2019-08-03 07:02:17 | Weblog

 私が学校で教育を受けていた頃、「教師は無条件に生徒より偉い」という感覚を持っている教師に出会ったことがあります。「人間の優秀さとか人間性とかを見抜けないのは仕方ないにしても(「人を見る目がない」人はどこにでもいます)、生徒の中から将来文部大臣やノーベル賞受賞者が出ることは想定していないのか?」と私はあきれましたが、学校以外を知らない(学校を卒業したらそのまま学校に就職した)人には、学校が「社会のすべて」だったのでしょうね。だから「自分が一番エラい」だったのかな。

【ただいま読書中】『うつ病九段 ──プロ棋士が将棋を失くした一年間』先崎学 著、 文芸春秋、2018年、1250円(税別)

 将棋界が“新星"藤井聡太四段の登場に沸く少し前、「不正ソフト使用疑惑」によって将棋連盟はどん底状態でした。そんなとき著者はうつ病を発症します。

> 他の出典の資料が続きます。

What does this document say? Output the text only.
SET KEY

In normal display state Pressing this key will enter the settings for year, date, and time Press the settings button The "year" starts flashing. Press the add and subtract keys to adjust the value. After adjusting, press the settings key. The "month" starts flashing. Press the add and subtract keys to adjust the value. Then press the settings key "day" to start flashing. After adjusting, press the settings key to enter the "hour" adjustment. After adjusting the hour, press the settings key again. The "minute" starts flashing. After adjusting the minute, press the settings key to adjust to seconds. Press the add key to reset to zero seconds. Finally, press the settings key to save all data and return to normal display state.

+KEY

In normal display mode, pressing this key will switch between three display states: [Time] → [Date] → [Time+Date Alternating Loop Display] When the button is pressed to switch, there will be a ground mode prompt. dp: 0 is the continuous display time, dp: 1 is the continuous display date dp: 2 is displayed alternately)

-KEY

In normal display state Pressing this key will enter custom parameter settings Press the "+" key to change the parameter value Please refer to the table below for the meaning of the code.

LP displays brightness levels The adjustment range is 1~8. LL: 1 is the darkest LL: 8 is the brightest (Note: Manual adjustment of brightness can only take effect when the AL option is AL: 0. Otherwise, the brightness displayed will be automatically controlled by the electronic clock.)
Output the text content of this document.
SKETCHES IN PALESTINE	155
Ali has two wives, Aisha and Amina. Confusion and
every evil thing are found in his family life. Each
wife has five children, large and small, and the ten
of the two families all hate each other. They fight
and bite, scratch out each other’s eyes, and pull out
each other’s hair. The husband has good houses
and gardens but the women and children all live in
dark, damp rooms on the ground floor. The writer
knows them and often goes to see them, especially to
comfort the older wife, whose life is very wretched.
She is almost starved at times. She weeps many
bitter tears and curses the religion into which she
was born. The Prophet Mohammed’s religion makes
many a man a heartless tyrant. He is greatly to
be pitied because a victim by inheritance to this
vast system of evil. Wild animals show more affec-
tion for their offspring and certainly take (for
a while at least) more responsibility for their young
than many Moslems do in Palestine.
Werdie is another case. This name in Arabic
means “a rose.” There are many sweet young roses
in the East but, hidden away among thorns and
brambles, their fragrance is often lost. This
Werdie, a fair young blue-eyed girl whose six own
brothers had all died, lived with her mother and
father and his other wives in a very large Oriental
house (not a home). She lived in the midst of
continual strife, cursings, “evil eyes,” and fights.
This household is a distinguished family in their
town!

》うつ病の朝の辛さは筆舌に尽くしがたい。あなたが考えている最高にどんよりした気分の十倍と思っていいだろう。まず、ベッドから起き上がるのに最短で十分はかかる。ひどい時には三十分。その間、体全体が重く、だるく、頭の中は真っ暗である。寝返りをうつとなぜか数十秒くらい気が楽になる。そこで頻繁に寝返りをうつのだが、当たり前だがその場しのぎに過ぎない。

 対局のために駅に行くと、ホームから電車の前に飛び込みたくなります。ここ、さらっと書かれていますが、とても恐い状態です。「飛び込む」というよりは「自然に吸い込まれる」感覚なのだそうです。
 あまりのひどい状態に家族も心配します。しかし「人権」問題から、本人が嫌がるのに強制入院をさせることはできません。ただ、著者のお兄さんが精神科医で、いろいろ動いてくれたおかげで慶応大学病院精神科に入院ができました。それで事態がやっと好転したのですが、ここで入院をしていなければ、おそらく著者は自殺をしていたことでしょう。
 症状についての具体的な描写は、体験者の話だけに、迫真というよりも、真実そのものです。世界は色彩を失ってモノクロとなり(しかもそのことに本人は気づいていません。回復して色が戻ったときに驚きとともに気づいています)、悪いことばかり連鎖反応的に考えて落ち込み、不眠に苦しみ、頭には石が入り胸には板が入っていて、さらに日内変動があり……
 軽い(あるいは明るい)話もあります。見舞いにもらって一番嬉しいのは現金、とか、「うつ病患者を励ますな」と言うが言われる側から見ると実際にはちょっと違う(大声で話しかけられたり「落ち込んでないで頑張って気合いを入れろ」とか言われるのはきついが、友人が軽く励ますのはOK)、とか。特にうつ病の人は自分が世界から見捨てられたと感じているので、「あなたは見捨てられていない」というメッセージ(たとえば「みんな待ってます」など)はとても嬉しいそうです(ただし小声で言うこと)。
 世界が色を取り戻し、字が少しずつ読めるようになり、決断が少しずつできるようになり、少し笑ったり泣くことができるようになり……著者は少しずつ回復をしていきます。しかし、「将棋」ができません。詰め将棋では、小学生の時にすらすら解いていた5手詰めでさえ、ものすごい苦労をしてしまいます。それでも回復し、7手詰めに取り組み、そして練習対局もできるようになります。ところがこの回復期にまた自殺の衝動が。最悪の時期には病気が理屈抜きに自分自身を消そうとしているようでしたが、回復期には将来の不安や現在への絶望が自殺衝動を駆り立てます。リクツがある分、対応は困難です。
 著者が休場をしている半年の間に「藤井フィーバー」が起き、将棋そのものでは「雁木」「早めの桂はねによる急戦」など戦法の大きな変革が起きていました。著者は焦ります。元と同じ状態になったとしてもタイムラグが大きくて戻りにくそうなのに、まだうつ病はどっかりと著者の中に存在しているのです。
 後輩の中村太地さんが王座のタイトルを獲得。それを祝いながら著者は「現役に戻りたい」と強く願っている自分に気づきます。しかし、弱肉強食の真剣勝負の世界に、うつ病がまだ完治したとは言えない人間が戻っていって、十分に戦えるのか?
 そのとき、著者はこの本を書くことを思いつきます。うつ病のことを知らない人があまりに多く、無知による偏見が根強いこの社会に、「うつ病の知識」を少しだけでも提供しよう、と。たとえば「うつ病はわりとポピュラーな病気(うつ病(精神科医が治療が必要と診断する「大うつ病」と呼ばれるもの)に一生で一回でもなる人は15人に一人、過去12箇月にうつ病になった人は50人に一人)」「男女差がある」「心ではなくて脳の病気(だから脳に効く薬が鬱症状に効く)」といったことは広くは知られていません。
 昭和の時代、「精神科の患者」はそれだけで差別といじめの対象でした。それが嫌だから周囲に隠したり通院をしなくなって薬が切れてそれで症状が悪くなってまた差別といじめがひどくなったりしました。しかし21世紀の時代には「精神病患者」という言葉は公式の場から消えて「精神障害者」となっているのですが、そのことも広く知られているのかな?